でも、その目論見が(あったのなら)大失敗だったかもしれない。



「会費出したから食べなきゃって【料理】を食べていたら両隣の個室からも

取りに来る人が多くて。ああ、これは50人近くの人間が分け合って食べるのか

って思った。種類は多かったけど肉が少ない。ビロビロした白い皮にひき肉が

耳かき1杯くらいのケチな奴は何回も食べた。いっぱいあったし。聞いてみたら

温かいお料理を常に提供するんだって。だから文庫本の量しか出てこないって。

だけど、チェーフィングディッシュだから下は温まるし、おかしいと思う」


ワンタン?スープがないのかな?肉のない水餃子?後で聞こう。

並べてある料理が1つにつき、文庫本位の量しかないとかウソすぎる。

でもそういうものなのか?ダメだ、嘘料理が知りたい。


隆君はウソはつかないから、基本的に本当だとしても何か情報は隠れているはず。

意図して隠しているわけじゃないのはよく理解しているので問題ない。

ただ、聞いたままを【そうなんだね】と、全て信用する僕達ではない。

隆君はこの家に来ると【賢い小学6年生位】になるのだ。面白いからいい。

音楽の事務所、バンド率多しの社長の苦労なんて考えたくもないけれど

凄腕の人なのだから、なかなかしんどいと思う。

疲れている時ほど僕達に会いに来ている気がするけれど。



「それで?そこで末竹君とくみちゃんにあったの?」


「僕が見つけて声をかけようと思ったら向こうから来た。
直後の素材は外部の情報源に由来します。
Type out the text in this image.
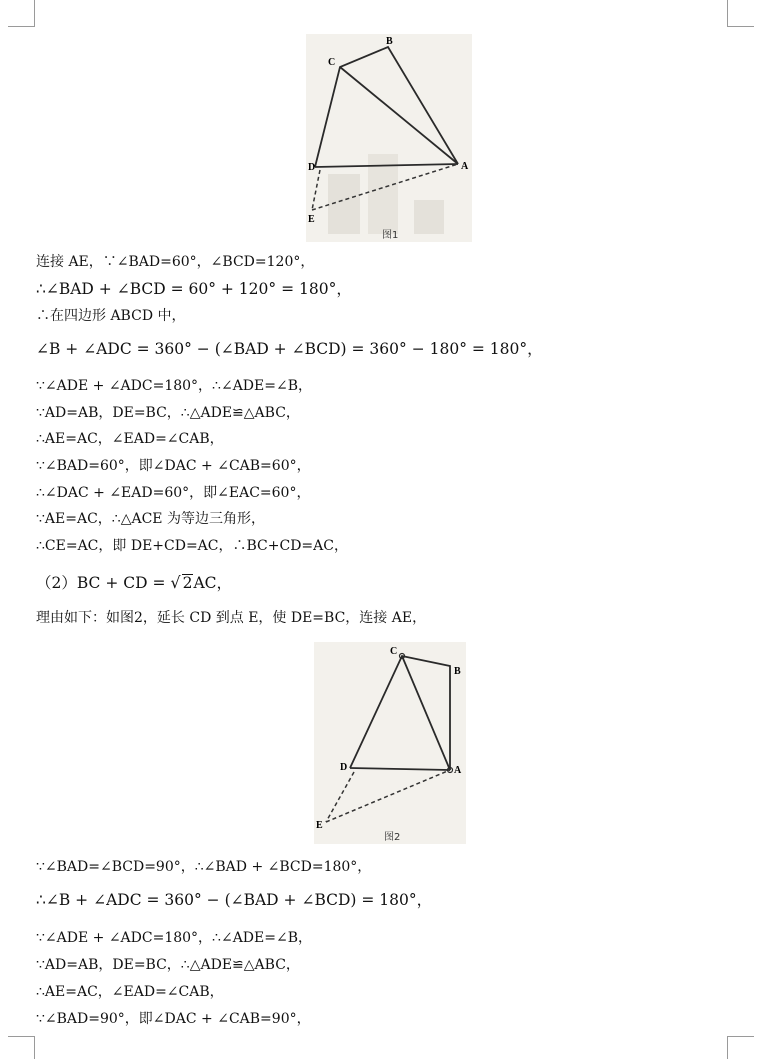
B
C
D	A
E
图1
连接 AE，∵∠BAD=60°，∠BCD=120°，
∴∠BAD + ∠BCD = 60° + 120° = 180°，
∴在四边形 ABCD 中，
∠B + ∠ADC = 360° − (∠BAD + ∠BCD) = 360° − 180° = 180°，
∵∠ADE + ∠ADC=180°，∴∠ADE=∠B，
∵AD=AB，DE=BC，∴△ADE≌△ABC，
∴AE=AC，∠EAD=∠CAB，
∵∠BAD=60°，即∠DAC + ∠CAB=60°，
∴∠DAC + ∠EAD=60°，即∠EAC=60°，
∵AE=AC，∴△ACE 为等边三角形，
∴CE=AC，即 DE+CD=AC，∴BC+CD=AC，
（2）BC + CD = √ 2AC，
理由如下：如图2，延长 CD 到点 E，使 DE=BC，连接 AE，
C
B
D	A
E
图2
∵∠BAD=∠BCD=90°，∴∠BAD + ∠BCD=180°，
∴∠B + ∠ADC = 360° − (∠BAD + ∠BCD) = 180°，
∵∠ADE + ∠ADC=180°，∴∠ADE=∠B，
∵AD=AB，DE=BC，∴△ADE≌△ABC，
∴AE=AC，∠EAD=∠CAB，
∵∠BAD=90°，即∠DAC + ∠CAB=90°，
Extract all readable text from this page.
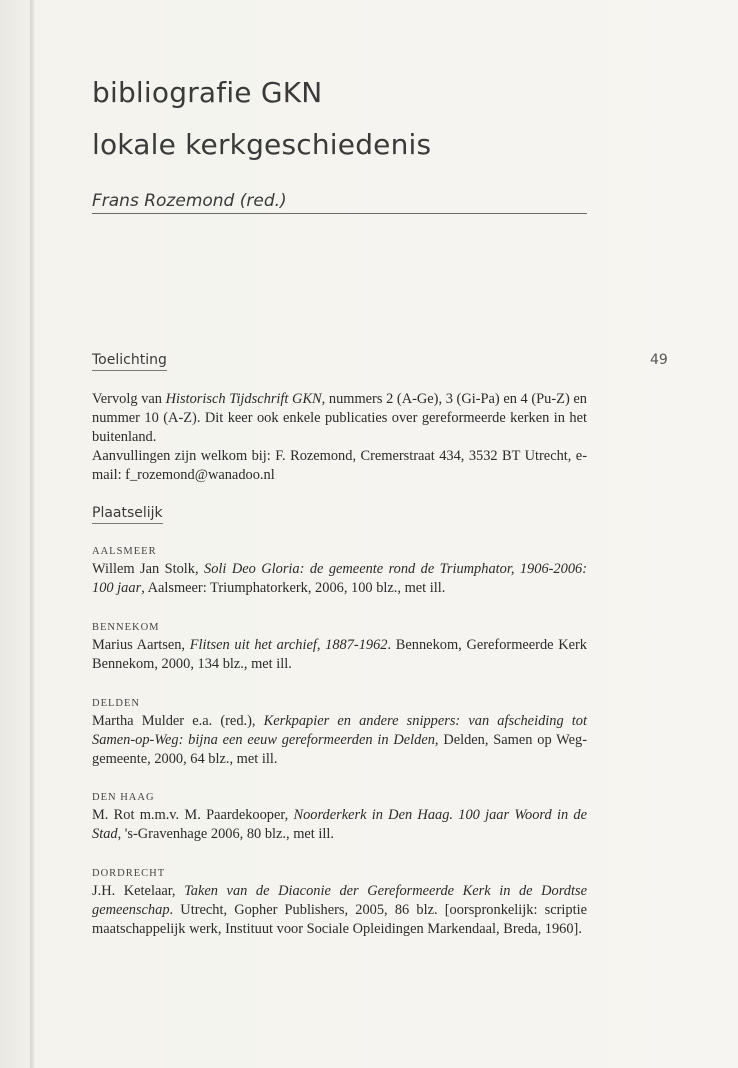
bibliografie GKN
lokale kerkgeschiedenis
Frans Rozemond (red.)
Toelichting	49

Vervolg van Historisch Tijdschrift GKN, nummers 2 (A-Ge), 3 (Gi-Pa) en 4 (Pu-Z) en nummer 10 (A-Z). Dit keer ook enkele publicaties over gereformeerde kerken in het buitenland.

Aanvullingen zijn welkom bij: F. Rozemond, Cremerstraat 434, 3532 BT Utrecht, e-mail: f_rozemond@wanadoo.nl

Plaatselijk

AALSMEER

Willem Jan Stolk, Soli Deo Gloria: de gemeente rond de Triumphator, 1906-2006: 100 jaar, Aalsmeer: Triumphatorkerk, 2006, 100 blz., met ill.

BENNEKOM

Marius Aartsen, Flitsen uit het archief, 1887-1962. Bennekom, Gereformeerde Kerk Bennekom, 2000, 134 blz., met ill.

DELDEN

Martha Mulder e.a. (red.), Kerkpapier en andere snippers: van afscheiding tot Samen-op-Weg: bijna een eeuw gereformeerden in Delden, Delden, Samen op Weg-gemeente, 2000, 64 blz., met ill.

DEN HAAG

M. Rot m.m.v. M. Paardekooper, Noorderkerk in Den Haag. 100 jaar Woord in de Stad, 's-Gravenhage 2006, 80 blz., met ill.

DORDRECHT

J.H. Ketelaar, Taken van de Diaconie der Gereformeerde Kerk in de Dordtse gemeenschap. Utrecht, Gopher Publishers, 2005, 86 blz. [oorspronkelijk: scriptie maatschappelijk werk, Instituut voor Sociale Opleidingen Markendaal, Breda, 1960].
くみちゃんは

末竹の好きそうな紺に白い水玉のワンピースで、アクセサリーは願掛けみたいな

赤紫と青と黄色の紐だけだったよ。料理は一か所にあるから会ってしまう」

【末竹君達は10名位の集まり】で、奥さんか彼女連れの人が多かった様子。


「くみちゃんて他県の人?」


「都内だよ。くみちゃんの実家は市。で、本人はA区の会社の寮に住んでいる。

寮にいるから部屋に人は呼べない、末竹も自宅に呼びたくない。そういうことで

仲良くやっているんだって」


「2年間、外で会ってるの?」


「そう。街には【車で入る休憩が出来るお部屋】もたくさんあるし、末竹は素敵で

綺麗なシティホテルに1週間2人で泊っても財布の心配はないのに。

2人共、清らかなんだって。それはもう、そうなんだろう。そうだとは思う。

末竹のおねえさんの言いつけだから末竹は守るよね」


隆君は【夢を見る様な優しい顔になって】斜め上を見ていた。